NTRK fusions are chromosomal rearrangements that create oncogenic fusion proteins with constitutively active TRK kinase signaling. They occur in ~90% of infantile fibrosarcoma and mammary analogue secretory carcinoma, 2-5% of papillary thyroid cancer, and ~0.2-1% of common cancers (NSCLC, colorectal, breast). In absolute numbers, the NSCLC and colorectal populations are meaningful given the disease prevalence. Pan-cancer NGS testing is increasingly standard, enabling systematic identification.

What is the difference between larotrectinib, entrectinib, and repotrectinib?

Larotrectinib (Vitrakvi) is highly selective for TRK only — the cleanest TRK inhibitor. Entrectinib (Rozlytrek) also inhibits ROS1 and ALK, making it useful in NSCLC where these alterations can co-occur or where broader kinase coverage is desirable. Repotrectinib (Augtyro) is the next-generation inhibitor designed specifically to overcome acquired resistance mutations (G595R, G667C) that develop after larotrectinib or entrectinib treatment — the only approved option for this post-TKI setting.

What NTRK resistance mechanisms drive the pipeline?

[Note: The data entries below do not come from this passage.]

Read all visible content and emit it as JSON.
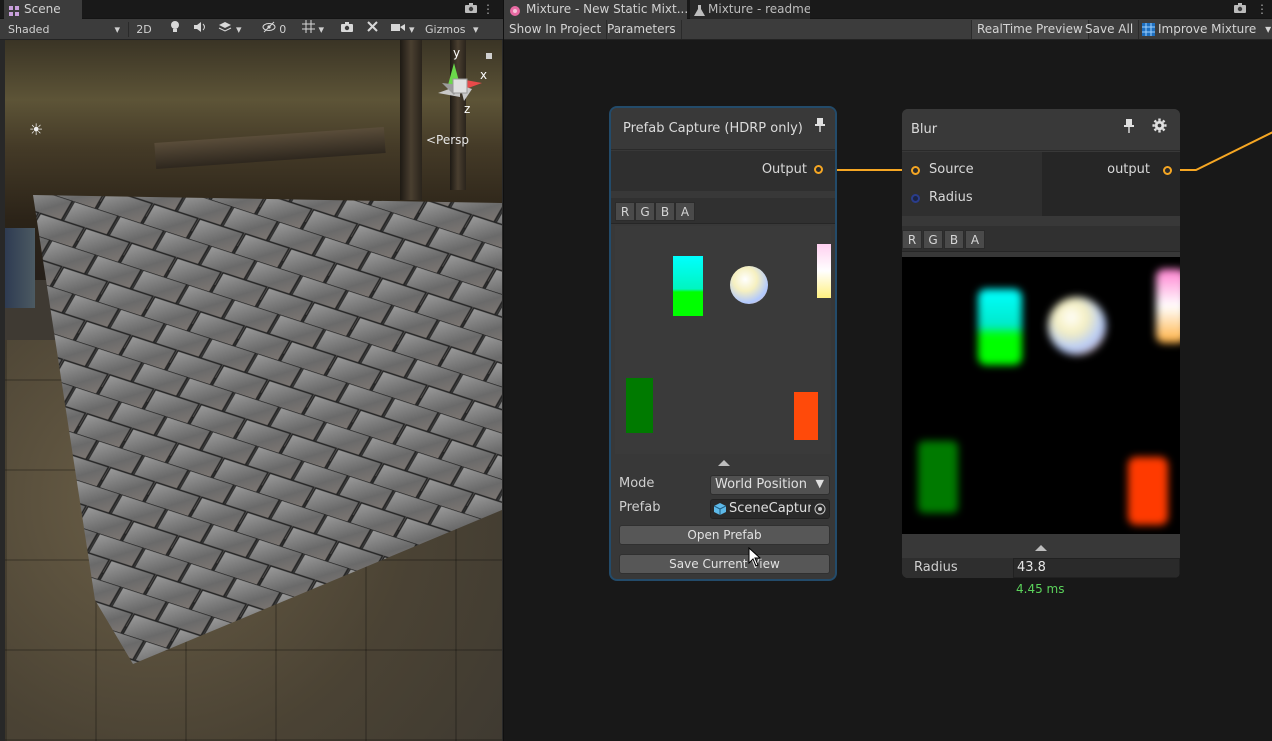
{
  "scene": {
    "tab_label": "Scene",
    "shading_mode": "Shaded",
    "btn_2d": "2D",
    "hidden_count": "0",
    "gizmos_label": "Gizmos",
    "gizmo_axis_y": "y",
    "gizmo_axis_x": "x",
    "gizmo_axis_z": "z",
    "projection_label": "<Persp"
  },
  "mixture": {
    "tab_active": "Mixture - New Static Mixt...",
    "tab_readme": "Mixture - readme",
    "toolbar": {
      "show_in_project": "Show In Project",
      "parameters": "Parameters",
      "realtime_preview": "RealTime Preview",
      "save_all": "Save All",
      "improve_mixture": "Improve Mixture"
    },
    "prefab_node": {
      "title": "Prefab Capture (HDRP only)",
      "output_label": "Output",
      "channels": [
        "R",
        "G",
        "B",
        "A"
      ],
      "mode_label": "Mode",
      "mode_value": "World Position",
      "prefab_label": "Prefab",
      "prefab_value": "SceneCapture",
      "open_prefab_button": "Open Prefab",
      "save_view_button": "Save Current View"
    },
    "blur_node": {
      "title": "Blur",
      "source_label": "Source",
      "radius_port_label": "Radius",
      "output_label": "output",
      "channels": [
        "R",
        "G",
        "B",
        "A"
      ],
      "radius_label": "Radius",
      "radius_value": "43.8",
      "timing": "4.45 ms"
    }
  },
  "colors": {
    "port_orange": "#f5a623",
    "port_blue": "#2a3d8c",
    "timing_green": "#5bd35b",
    "selection_outline": "#234b6a"
  }
}
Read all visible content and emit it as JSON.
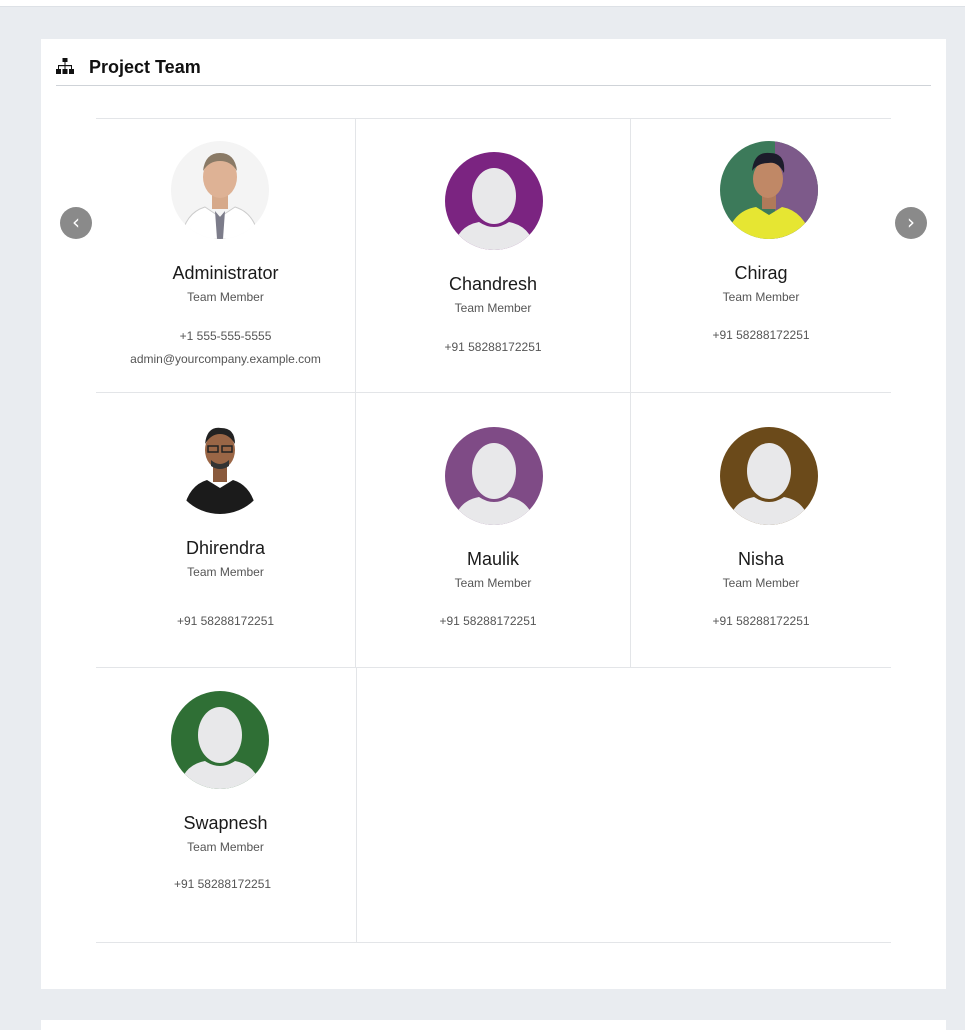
{
  "section": {
    "title": "Project Team",
    "icon": "sitemap-icon"
  },
  "carousel": {
    "prev_label": "‹",
    "next_label": "›"
  },
  "members": [
    {
      "name": "Administrator",
      "role": "Team Member",
      "phone": "+1 555-555-5555",
      "email": "admin@yourcompany.example.com",
      "avatar": "photo",
      "avatar_color": "#f2f2f2"
    },
    {
      "name": "Chandresh",
      "role": "Team Member",
      "phone": "+91 58288172251",
      "avatar": "placeholder",
      "avatar_color": "#7b2481"
    },
    {
      "name": "Chirag",
      "role": "Team Member",
      "phone": "+91 58288172251",
      "avatar": "photo",
      "avatar_color": "#d9d630"
    },
    {
      "name": "Dhirendra",
      "role": "Team Member",
      "phone": "+91 58288172251",
      "avatar": "photo",
      "avatar_color": "#1b1b1b"
    },
    {
      "name": "Maulik",
      "role": "Team Member",
      "phone": "+91 58288172251",
      "avatar": "placeholder",
      "avatar_color": "#7f4b86"
    },
    {
      "name": "Nisha",
      "role": "Team Member",
      "phone": "+91 58288172251",
      "avatar": "placeholder",
      "avatar_color": "#6b4a1a"
    },
    {
      "name": "Swapnesh",
      "role": "Team Member",
      "phone": "+91 58288172251",
      "avatar": "placeholder",
      "avatar_color": "#2f6f35"
    }
  ]
}
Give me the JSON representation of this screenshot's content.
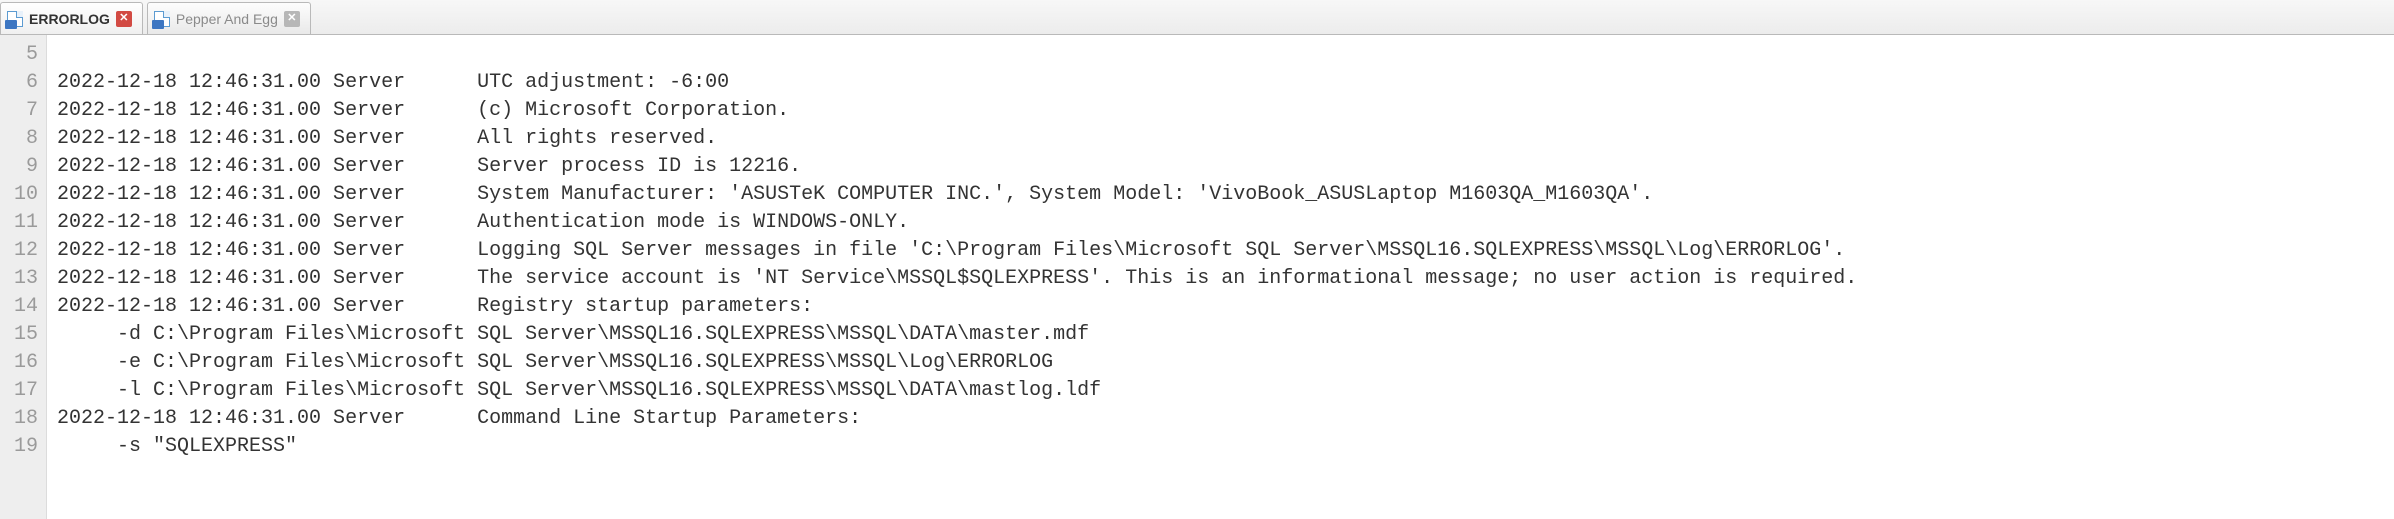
{
  "tabs": [
    {
      "label": "ERRORLOG",
      "active": true
    },
    {
      "label": "Pepper And Egg",
      "active": false
    }
  ],
  "gutter_start": 5,
  "log_lines": [
    "",
    "2022-12-18 12:46:31.00 Server      UTC adjustment: -6:00",
    "2022-12-18 12:46:31.00 Server      (c) Microsoft Corporation.",
    "2022-12-18 12:46:31.00 Server      All rights reserved.",
    "2022-12-18 12:46:31.00 Server      Server process ID is 12216.",
    "2022-12-18 12:46:31.00 Server      System Manufacturer: 'ASUSTeK COMPUTER INC.', System Model: 'VivoBook_ASUSLaptop M1603QA_M1603QA'.",
    "2022-12-18 12:46:31.00 Server      Authentication mode is WINDOWS-ONLY.",
    "2022-12-18 12:46:31.00 Server      Logging SQL Server messages in file 'C:\\Program Files\\Microsoft SQL Server\\MSSQL16.SQLEXPRESS\\MSSQL\\Log\\ERRORLOG'.",
    "2022-12-18 12:46:31.00 Server      The service account is 'NT Service\\MSSQL$SQLEXPRESS'. This is an informational message; no user action is required.",
    "2022-12-18 12:46:31.00 Server      Registry startup parameters:",
    "     -d C:\\Program Files\\Microsoft SQL Server\\MSSQL16.SQLEXPRESS\\MSSQL\\DATA\\master.mdf",
    "     -e C:\\Program Files\\Microsoft SQL Server\\MSSQL16.SQLEXPRESS\\MSSQL\\Log\\ERRORLOG",
    "     -l C:\\Program Files\\Microsoft SQL Server\\MSSQL16.SQLEXPRESS\\MSSQL\\DATA\\mastlog.ldf",
    "2022-12-18 12:46:31.00 Server      Command Line Startup Parameters:",
    "     -s \"SQLEXPRESS\""
  ]
}
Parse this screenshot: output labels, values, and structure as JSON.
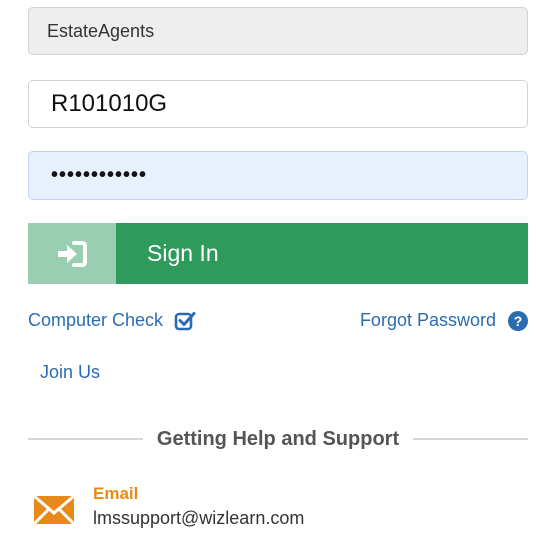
{
  "login": {
    "organization_value": "EstateAgents",
    "username_value": "R101010G",
    "password_value": "••••••••••••",
    "signin_label": "Sign In"
  },
  "links": {
    "computer_check": "Computer Check",
    "forgot_password": "Forgot Password",
    "join_us": "Join Us"
  },
  "help": {
    "title": "Getting Help and Support",
    "email_label": "Email",
    "email_address": "lmssupport@wizlearn.com"
  },
  "icons": {
    "signin": "sign-in-icon",
    "computer_check": "check-square-icon",
    "forgot_password": "question-circle-icon",
    "email": "envelope-icon"
  },
  "colors": {
    "signin_dark": "#2e9b5d",
    "signin_light": "#99ceb2",
    "link": "#2b6cb0",
    "email_accent": "#e88a1a",
    "password_bg": "#e8f0fe",
    "org_bg": "#eeeeee"
  }
}
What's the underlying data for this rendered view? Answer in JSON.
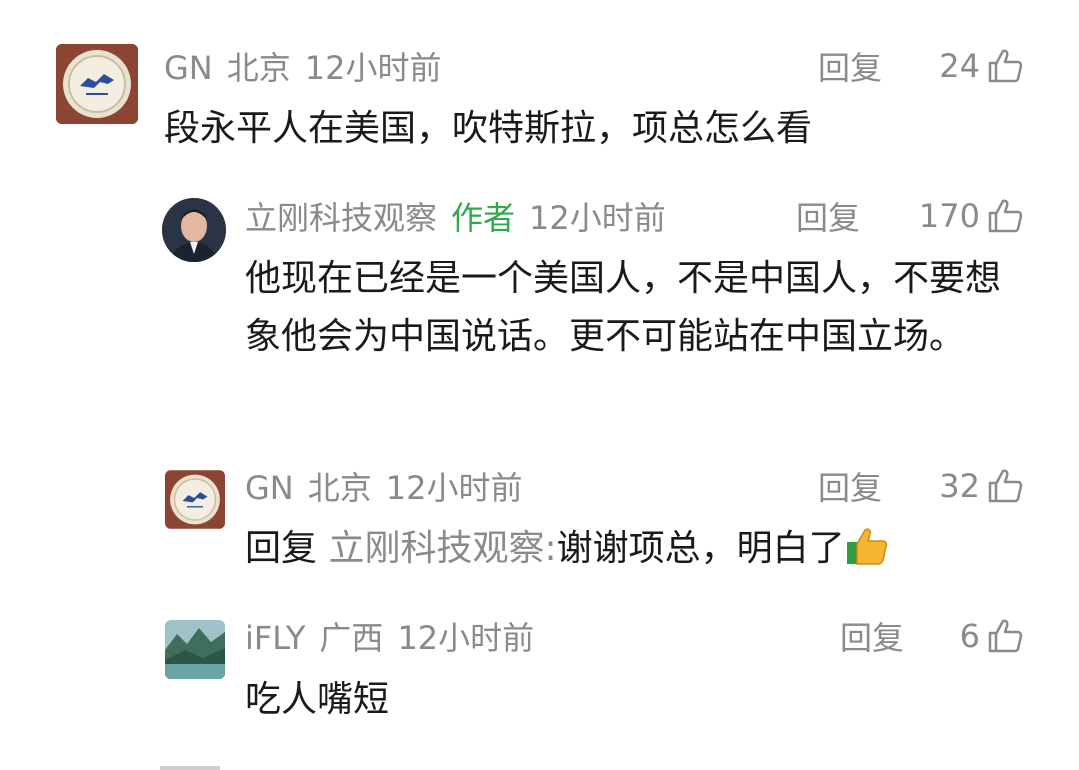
{
  "comments": [
    {
      "user": "GN",
      "location": "北京",
      "time": "12小时前",
      "reply_label": "回复",
      "likes": "24",
      "text": "段永平人在美国，吹特斯拉，项总怎么看"
    },
    {
      "user": "立刚科技观察",
      "author_tag": "作者",
      "time": "12小时前",
      "reply_label": "回复",
      "likes": "170",
      "text": "他现在已经是一个美国人，不是中国人，不要想象他会为中国说话。更不可能站在中国立场。"
    },
    {
      "user": "GN",
      "location": "北京",
      "time": "12小时前",
      "reply_label": "回复",
      "likes": "32",
      "reply_prefix": "回复",
      "reply_target": "立刚科技观察:",
      "text": "谢谢项总，明白了",
      "emoji": "thumbs-up-emoji"
    },
    {
      "user": "iFLY",
      "location": "广西",
      "time": "12小时前",
      "reply_label": "回复",
      "likes": "6",
      "text": "吃人嘴短"
    }
  ],
  "colors": {
    "meta_gray": "#8a8a8a",
    "author_green": "#2fa84f",
    "text": "#1a1a1a"
  }
}
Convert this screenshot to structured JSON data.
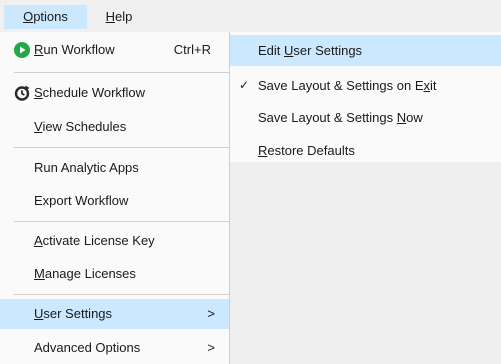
{
  "menubar": {
    "options": {
      "pre": "",
      "u": "O",
      "post": "ptions"
    },
    "help": {
      "pre": "",
      "u": "H",
      "post": "elp"
    }
  },
  "menu": {
    "run_workflow": {
      "pre": "",
      "u": "R",
      "post": "un Workflow",
      "shortcut": "Ctrl+R",
      "icon": "play-circle-icon"
    },
    "schedule_workflow": {
      "pre": "",
      "u": "S",
      "post": "chedule Workflow",
      "icon": "schedule-clock-icon"
    },
    "view_schedules": {
      "pre": "",
      "u": "V",
      "post": "iew Schedules"
    },
    "run_analytic_apps": {
      "label": "Run Analytic Apps"
    },
    "export_workflow": {
      "label": "Export Workflow"
    },
    "activate_license_key": {
      "pre": "",
      "u": "A",
      "post": "ctivate License Key"
    },
    "manage_licenses": {
      "pre": "",
      "u": "M",
      "post": "anage Licenses"
    },
    "user_settings": {
      "pre": "",
      "u": "U",
      "post": "ser Settings",
      "arrow": ">"
    },
    "advanced_options": {
      "label": "Advanced Options",
      "arrow": ">"
    }
  },
  "submenu": {
    "edit_user_settings": {
      "pre": "Edit ",
      "u": "U",
      "post": "ser Settings"
    },
    "save_layout_on_exit": {
      "pre": "Save Layout & Settings on E",
      "u": "x",
      "post": "it",
      "check": "✓"
    },
    "save_layout_now": {
      "pre": "Save Layout & Settings ",
      "u": "N",
      "post": "ow"
    },
    "restore_defaults": {
      "pre": "",
      "u": "R",
      "post": "estore Defaults"
    }
  },
  "colors": {
    "highlight": "#cce8ff",
    "play_icon": "#22a84a"
  }
}
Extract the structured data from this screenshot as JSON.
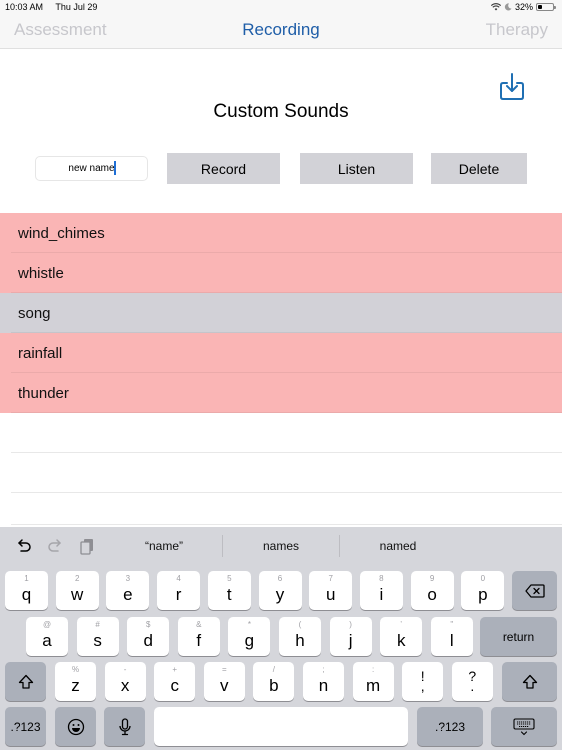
{
  "status_bar": {
    "time": "10:03 AM",
    "date": "Thu Jul 29",
    "battery_percent_label": "32%",
    "battery_level": 0.32,
    "icons": [
      "wifi-icon",
      "moon-icon",
      "battery-icon"
    ]
  },
  "nav": {
    "tabs": [
      {
        "label": "Assessment",
        "active": false
      },
      {
        "label": "Recording",
        "active": true
      },
      {
        "label": "Therapy",
        "active": false
      }
    ],
    "active_color": "#1f5ea8",
    "inactive_color": "#c7c7cc"
  },
  "header": {
    "title": "Custom Sounds",
    "download_icon": "download-tray-icon"
  },
  "controls": {
    "name_input_value": "new name",
    "record_label": "Record",
    "listen_label": "Listen",
    "delete_label": "Delete"
  },
  "sounds": {
    "colors": {
      "pink": "#fab5b5",
      "gray": "#d2d1d7"
    },
    "items": [
      {
        "name": "wind_chimes",
        "color": "pink"
      },
      {
        "name": "whistle",
        "color": "pink"
      },
      {
        "name": "song",
        "color": "gray"
      },
      {
        "name": "rainfall",
        "color": "pink"
      },
      {
        "name": "thunder",
        "color": "pink"
      }
    ]
  },
  "keyboard": {
    "tools": [
      "undo-icon",
      "redo-icon",
      "paste-icon"
    ],
    "suggestions": [
      "“name”",
      "names",
      "named"
    ],
    "row1": [
      {
        "alt": "1",
        "key": "q"
      },
      {
        "alt": "2",
        "key": "w"
      },
      {
        "alt": "3",
        "key": "e"
      },
      {
        "alt": "4",
        "key": "r"
      },
      {
        "alt": "5",
        "key": "t"
      },
      {
        "alt": "6",
        "key": "y"
      },
      {
        "alt": "7",
        "key": "u"
      },
      {
        "alt": "8",
        "key": "i"
      },
      {
        "alt": "9",
        "key": "o"
      },
      {
        "alt": "0",
        "key": "p"
      }
    ],
    "row2": [
      {
        "alt": "@",
        "key": "a"
      },
      {
        "alt": "#",
        "key": "s"
      },
      {
        "alt": "$",
        "key": "d"
      },
      {
        "alt": "&",
        "key": "f"
      },
      {
        "alt": "*",
        "key": "g"
      },
      {
        "alt": "(",
        "key": "h"
      },
      {
        "alt": ")",
        "key": "j"
      },
      {
        "alt": "’",
        "key": "k"
      },
      {
        "alt": "\"",
        "key": "l"
      }
    ],
    "row3": [
      {
        "alt": "%",
        "key": "z"
      },
      {
        "alt": "-",
        "key": "x"
      },
      {
        "alt": "+",
        "key": "c"
      },
      {
        "alt": "=",
        "key": "v"
      },
      {
        "alt": "/",
        "key": "b"
      },
      {
        "alt": ";",
        "key": "n"
      },
      {
        "alt": ":",
        "key": "m"
      },
      {
        "alt": "!",
        "key": ","
      },
      {
        "alt": "?",
        "key": "."
      }
    ],
    "return_label": "return",
    "numbers_label": ".?123"
  }
}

On-target kinase domain mutations drive approximately 70% of TRK inhibitor resistance. The most clinically relevant are solvent-front mutations (G595R in NTRK1, G623R in NTRK2, G696R in NTRK3) and xDFG mutations (G667C in NTRK1). Repotrectinib and selitrectinib were both designed to retain activity against these mutations. Off-target bypass resistance (KRAS amplification, MET amplification, alternative fusion acquisition) occurs in ~30% of cases and currently has no established second-line targeted approach.